Don't get me started on TV manufacturers :D
 
I don't see the same thing. Dropping it was definitely causing blacks to be crushed at night. How did you set the brightness control on your screen? Do you still see the logo in WD when you dropped the setting right down?
I could still see the logo at the lowest setting (only if I looked really hard). I bumped it up to 20, haven't noticed any crushed blacks. It's not actually a brightness adjustment, it's a gamma adjustment. It seems to affect only the lower end of the scale, it's still perfectly bright during the day, but it does darken the otherwise very flat shadows during the day that everyone was complaining about.

My TV was calibrated manually using various test images, some from the 'net, some of my own make.

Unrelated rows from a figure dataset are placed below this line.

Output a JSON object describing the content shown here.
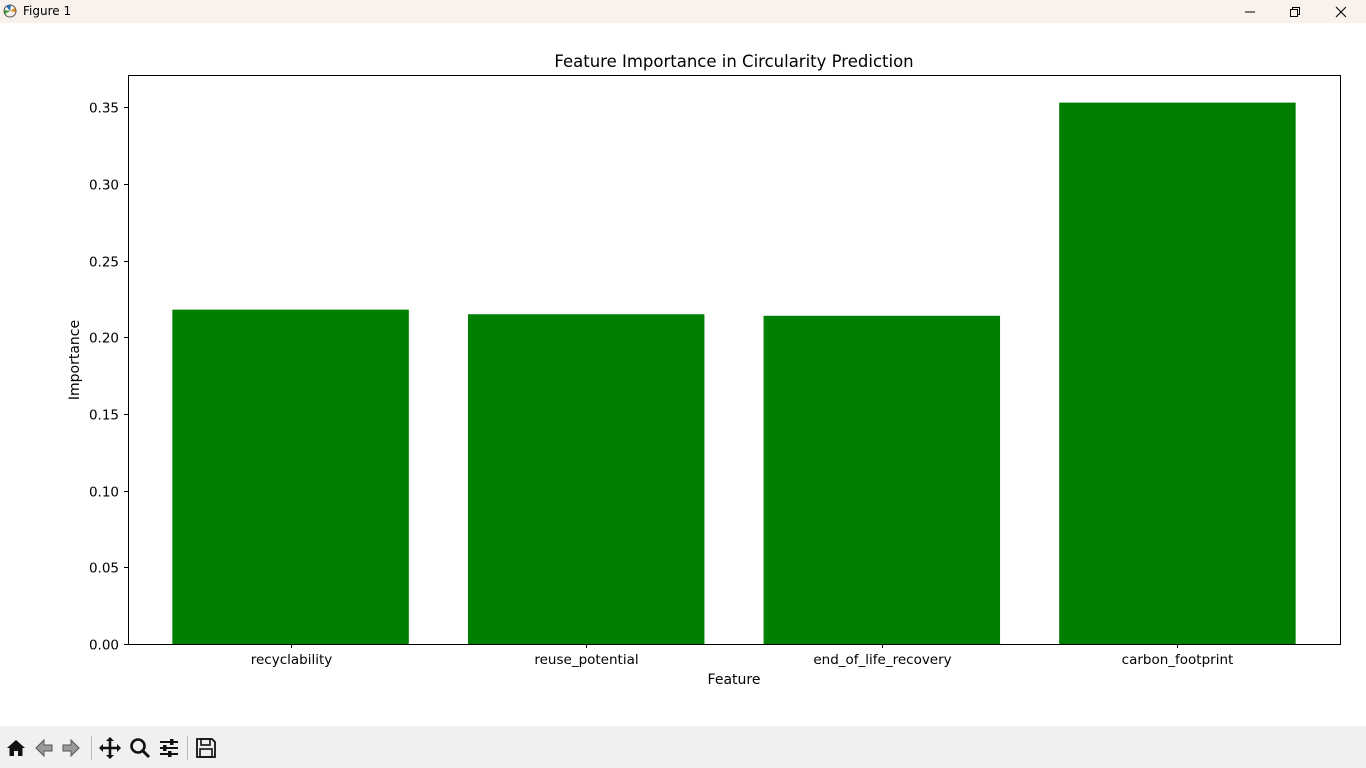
{
  "window": {
    "title": "Figure 1"
  },
  "toolbar": {
    "icons": [
      "home-icon",
      "back-icon",
      "forward-icon",
      "pan-icon",
      "zoom-icon",
      "configure-subplots-icon",
      "save-icon"
    ]
  },
  "chart_data": {
    "type": "bar",
    "title": "Feature Importance in Circularity Prediction",
    "xlabel": "Feature",
    "ylabel": "Importance",
    "categories": [
      "recyclability",
      "reuse_potential",
      "end_of_life_recovery",
      "carbon_footprint"
    ],
    "values": [
      0.218,
      0.215,
      0.214,
      0.353
    ],
    "ylim": [
      0,
      0.371
    ],
    "yticks": [
      0.0,
      0.05,
      0.1,
      0.15,
      0.2,
      0.25,
      0.3,
      0.35
    ],
    "ytick_labels": [
      "0.00",
      "0.05",
      "0.10",
      "0.15",
      "0.20",
      "0.25",
      "0.30",
      "0.35"
    ],
    "bar_color": "#008000",
    "grid": false,
    "legend": "none"
  }
}
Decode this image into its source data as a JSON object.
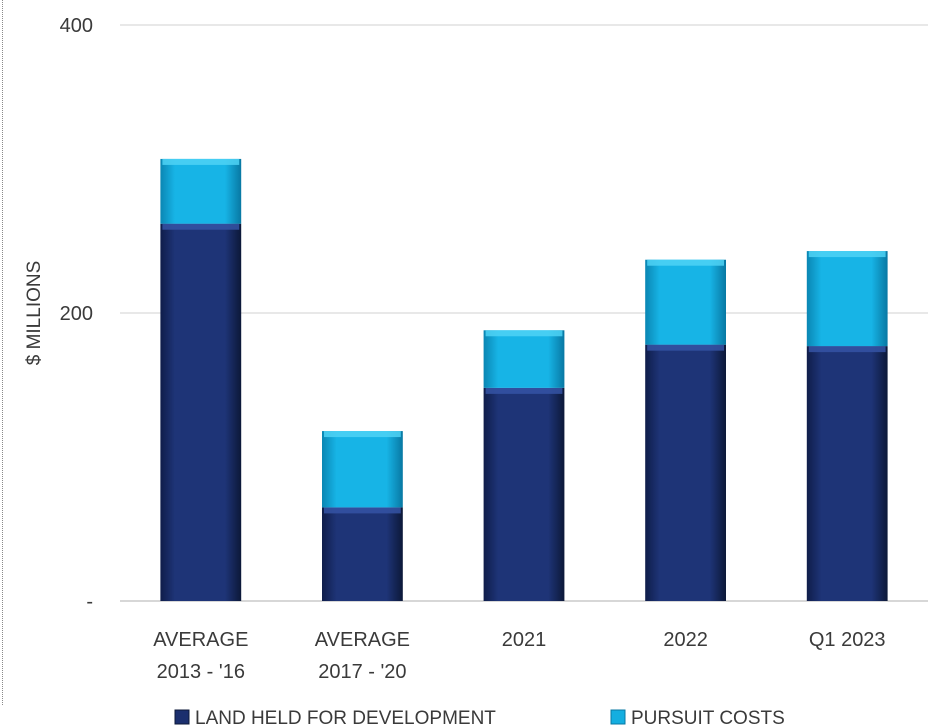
{
  "chart_data": {
    "type": "bar",
    "stacked": true,
    "categories": [
      [
        "AVERAGE",
        "2013 - '16"
      ],
      [
        "AVERAGE",
        "2017 - '20"
      ],
      [
        "2021"
      ],
      [
        "2022"
      ],
      [
        "Q1 2023"
      ]
    ],
    "series": [
      {
        "name": "LAND HELD FOR DEVELOPMENT",
        "color": "#1B2F6E",
        "values": [
          262,
          65,
          148,
          178,
          177
        ]
      },
      {
        "name": "PURSUIT COSTS",
        "color": "#14AEE0",
        "values": [
          45,
          53,
          40,
          59,
          66
        ]
      }
    ],
    "ylabel": "$ MILLIONS",
    "ylim": [
      0,
      400
    ],
    "yticks": [
      {
        "value": 0,
        "label": "-"
      },
      {
        "value": 200,
        "label": "200"
      },
      {
        "value": 400,
        "label": "400"
      }
    ],
    "grid": true,
    "legend_position": "bottom"
  }
}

You weren't actually adjusting your television's brightness based on that screen, were you? Your wording leaves some room for doubt, since you mentioned my screen's brightness, which I haven't touched since it was initially set up.
 
I could still see the logo at the lowest setting (only if I looked really hard). I bumped it up to 20, haven't noticed any crushed blacks. It's not actually a brightness adjustment, it's a gamma adjustment. It seems to affect only the lower end of the scale, it's still perfectly bright during the day, but it does darken the otherwise very flat shadows during the day that everyone was complaining about.

My TV was calibrated manually using various test images, some from the 'net, some of my own make.

You weren't actually adjusting your television's brightness based on that screen, were you? Your wording leaves some room for doubt, since you mentioned my screen's brightness, which I haven't touched since it was initially set up.
Yeah, I realise this now that's it's gamma and not brightness. I'm guessing there's a good chance the user's display is decoding gamma incorrectly for the way the game engine is encoding gamma in it's output.

I still don't understand how showing a just-off-black logo on a black background can possibly be used to correct gamma. If your TV brightness is wrong, compensating with a gamma slider is going to push everything out of whack, surely?

I tried dropping the value for Watch Dogs, set it at 25 and while it did make daytime ever so slightly more pleasing. Night stealth scenes were definitely very difficult in places because of the darkness.

I used the AVS forum rec.709 disc to calibrate.